HistoLLFcn theFCN(bins,cnts,boun); //contains boundaries and weighted entries

//starting values, calculated elsewhere
ROOT::Minuit2::MnUserParameters upar;
upar.Add("cnst",CNST,0.1);
upar.Add("mean",MEAN,0.1);
upar.Add("sigma",RMS,0.1);

//create minimizer (default constructor)
ROOT::Minuit2::MnMinimize migrad(theFCN,upar);

//Minimize
migrad.Fix("cnst");
ROOT::Minuit2::FunctionMinimum min = migrad();
std::cout << min << std::endl;

Hello folks,

I still haven’t figured out, what I’m doing wrong. In concurrence with [url=https://root-forum.cern.ch/t/gslerror-nan-and-minuit/7789/3 thread I checked my fit-function and my integration. After some studies, I must say that I trust this part of my implementation.

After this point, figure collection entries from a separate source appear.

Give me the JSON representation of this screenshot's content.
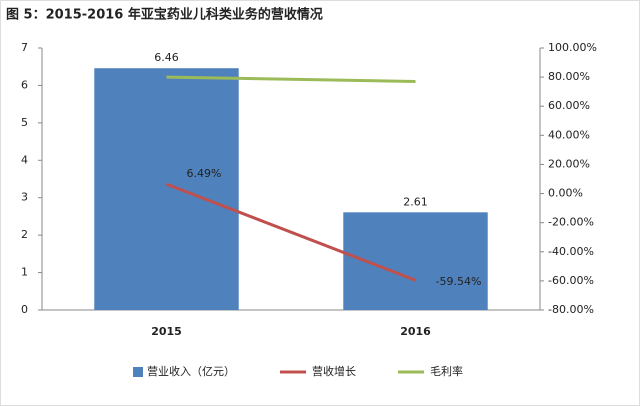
{
  "chart_data": {
    "type": "combo",
    "title": "图 5：2015-2016 年亚宝药业儿科类业务的营收情况",
    "categories": [
      "2015",
      "2016"
    ],
    "ylim": [
      0,
      7
    ],
    "yticks": [
      0,
      1,
      2,
      3,
      4,
      5,
      6,
      7
    ],
    "y2lim": [
      -80,
      100
    ],
    "y2ticks": [
      {
        "value": -80,
        "label": "-80.00%"
      },
      {
        "value": -60,
        "label": "-60.00%"
      },
      {
        "value": -40,
        "label": "-40.00%"
      },
      {
        "value": -20,
        "label": "-20.00%"
      },
      {
        "value": 0,
        "label": "0.00%"
      },
      {
        "value": 20,
        "label": "20.00%"
      },
      {
        "value": 40,
        "label": "40.00%"
      },
      {
        "value": 60,
        "label": "60.00%"
      },
      {
        "value": 80,
        "label": "80.00%"
      },
      {
        "value": 100,
        "label": "100.00%"
      }
    ],
    "legend": "bottom",
    "series": [
      {
        "name": "营业收入（亿元）",
        "type": "bar",
        "color": "#4f81bd",
        "values": [
          6.46,
          2.61
        ]
      },
      {
        "name": "营收增长",
        "type": "line",
        "axis": "y2",
        "color": "#c0504d",
        "values": [
          6.49,
          -59.54
        ],
        "value_labels": [
          "6.49%",
          "-59.54%"
        ]
      },
      {
        "name": "毛利率",
        "type": "line",
        "axis": "y2",
        "color": "#9bbb59",
        "values": [
          80,
          77
        ]
      }
    ]
  }
}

Below I show a graph where I calculate the integral over the mentioned normalized gaussian with the mentioned gsl-qag algorithm.

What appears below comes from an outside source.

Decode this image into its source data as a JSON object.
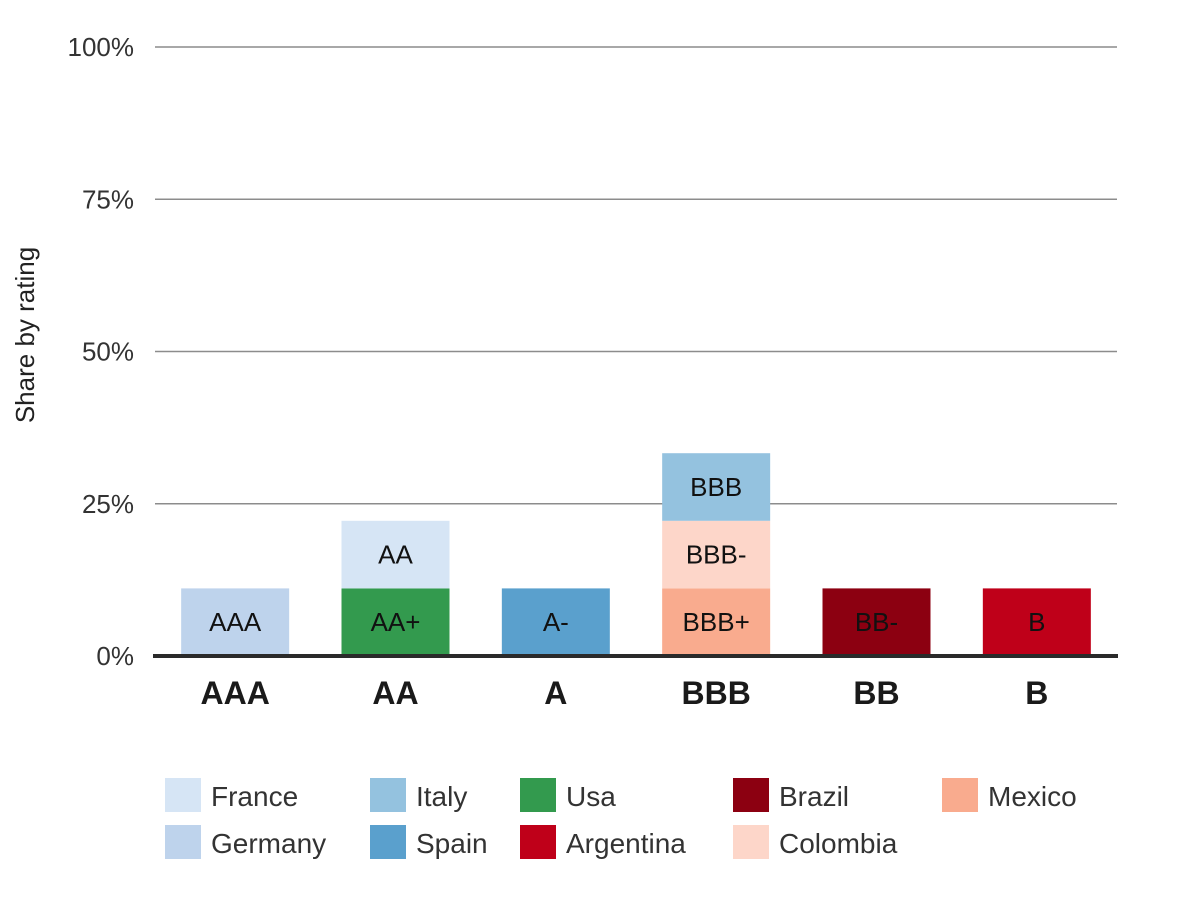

The plot shows the area underneath the gaussian for the bin, where the function is centered in (black), the adjacent bin (red) and the whole histogram (green). During the 1e5 calculated steps the sigma of the gaussian is changed from “1” to “1e-4”, which is rather small. The calculation is running threaded, with OpenMP, and delivers no GSL_error at all.

Does anybody have an idea, what option makes the invocation of TMinuit in TH1::Fit more stable?